Он не мог забыть об этом. Решимость Кобдена-Сандерсона предотвратить использование Doves Press для машинной печати занимала последнее десятилетие его жизни. Это было проявлением растущей враждебности между ним и Эмери Уокером: Кобден-Сандерсон считал, что Уокер недостаточно вовлечен в работу на прессе; Уокера бесила привычка Кобдена-Сандерсона говорить об их совместном предприятии как о "моем прессе". Под этим раздражением скрывались два принципиально разных отношения к созданию книг: "Я стремился к одному, - писал Кобден-Сандерсон, - а мистер Эмери Уокер - к другому". Уокер был печатником, шрифтовым дизайнером, преподавателем и бизнесменом, глубоко заинтересованным не только в ручной печати, но и в альтернативных технологиях, таких как фотогравюра и литография, а также в других формах, которые могла бы освоить Doves Press, таких как упаковка, газеты или коммерческая печать в целом. Уокер видел дальнейшую жизнь Doves Press, которая могла бы принять современные формы. Кобден-Сандерсон, сочетавший духовное и контролирующее, и приверженность доиндустриальным технологиям, был стеной, которая не сдвинется с места: "Я провидец и фанатик, - писал он, - и против провидца и фанатика он [Уокер] будет биться напрасно".

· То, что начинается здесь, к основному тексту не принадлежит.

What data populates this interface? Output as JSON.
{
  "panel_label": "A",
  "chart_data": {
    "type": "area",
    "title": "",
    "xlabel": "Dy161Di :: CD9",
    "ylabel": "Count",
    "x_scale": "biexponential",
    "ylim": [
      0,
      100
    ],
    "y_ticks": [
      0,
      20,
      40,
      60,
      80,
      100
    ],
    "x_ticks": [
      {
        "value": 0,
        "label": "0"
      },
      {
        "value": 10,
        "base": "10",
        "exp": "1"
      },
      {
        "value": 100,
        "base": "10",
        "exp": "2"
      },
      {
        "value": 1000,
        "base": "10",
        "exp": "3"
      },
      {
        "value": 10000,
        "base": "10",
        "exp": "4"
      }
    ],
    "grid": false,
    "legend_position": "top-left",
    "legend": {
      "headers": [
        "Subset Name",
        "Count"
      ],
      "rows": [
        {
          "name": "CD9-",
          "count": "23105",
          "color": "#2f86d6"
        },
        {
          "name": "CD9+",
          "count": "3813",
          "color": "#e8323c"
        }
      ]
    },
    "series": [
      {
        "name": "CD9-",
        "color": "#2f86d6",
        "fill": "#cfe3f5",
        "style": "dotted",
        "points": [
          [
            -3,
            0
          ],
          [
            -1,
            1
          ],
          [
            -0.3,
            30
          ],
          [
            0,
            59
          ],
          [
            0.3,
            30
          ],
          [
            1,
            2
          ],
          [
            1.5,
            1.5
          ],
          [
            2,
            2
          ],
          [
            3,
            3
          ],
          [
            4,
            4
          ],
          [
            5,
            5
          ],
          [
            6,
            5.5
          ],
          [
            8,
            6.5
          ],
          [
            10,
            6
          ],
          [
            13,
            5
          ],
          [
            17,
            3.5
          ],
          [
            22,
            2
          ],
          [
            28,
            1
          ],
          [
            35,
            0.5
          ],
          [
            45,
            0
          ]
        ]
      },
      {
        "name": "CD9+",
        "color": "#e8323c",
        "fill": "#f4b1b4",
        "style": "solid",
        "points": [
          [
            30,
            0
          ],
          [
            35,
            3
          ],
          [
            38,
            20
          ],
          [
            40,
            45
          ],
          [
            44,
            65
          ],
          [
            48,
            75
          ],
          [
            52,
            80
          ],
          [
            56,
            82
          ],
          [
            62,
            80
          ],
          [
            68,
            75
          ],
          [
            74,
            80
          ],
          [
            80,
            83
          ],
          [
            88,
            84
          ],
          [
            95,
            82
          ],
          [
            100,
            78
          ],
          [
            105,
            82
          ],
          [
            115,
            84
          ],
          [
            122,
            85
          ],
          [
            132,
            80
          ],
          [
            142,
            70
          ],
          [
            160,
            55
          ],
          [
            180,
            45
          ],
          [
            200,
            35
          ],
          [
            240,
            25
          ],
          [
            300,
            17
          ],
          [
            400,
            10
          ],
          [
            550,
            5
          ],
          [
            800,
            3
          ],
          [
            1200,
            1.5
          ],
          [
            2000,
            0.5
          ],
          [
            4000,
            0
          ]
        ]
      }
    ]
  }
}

В первоначальном "Меморандуме о соглашении" 1903 года между двумя мужчинами , повторенном в договоре 1909 года, говорилось, что в случае прекращения работы типографии Doves Press Уокер получит право на фонтан шрифта, который он сможет использовать по своему усмотрению. Мысль о возможности машинного использования шрифта Doves теперь преследовала Кобдена-Сандерсона до одержимости. В 1908-9 годах, когда уже должна была начаться работа над "Гамлетом" - пьесой о том, как рушится старый судебный порядок, - отношения становились все холоднее и холоднее. Уокер требовал свой шрифт; с декабря 1908 года Кобден-Сандерсон не пускал его в помещение и игнорировал предписания Уокера прекратить печатать. Связь стала осуществляться через адвокатов, и в июне 1909 года Уокер начал судебный процесс против своего бывшего друга и партнера в Высоком суде. Возможно, это всегда было конечной точкой для человека, который говорил такие вещи, как "Товарищество не было деловым товариществом; это было делом преданности... как я и представлял". В воображении Кобдена-Сандерсона было мало места для кого-либо еще; разговоры о преданности и "Прекрасной книге" сводились к мелким спорам: "Мистер Кобден-Сандерсон свидетельствует свое почтение мистеру Эмери Уокеру и предлагает, что было бы лучше, если бы он убирал макулатуру в своем палисаднике". Стремясь избежать длительной и дорогостоящей судебной драмы, Сидней Кокерелл, человек, купивший том Дженсона 1476 года на аукционе "Сотбис" в 1898 году, а ныне хранитель Музея Фицуильяма в Кембридже, предложил компромисс, который в итоге приняли оба: Кобден-Сандерсон мог неограниченно пользоваться шрифтом в течение всей своей жизни, а Уокер унаследовал шрифт и делал с ним все, что хотел, после смерти Кобдена-Сандерсона.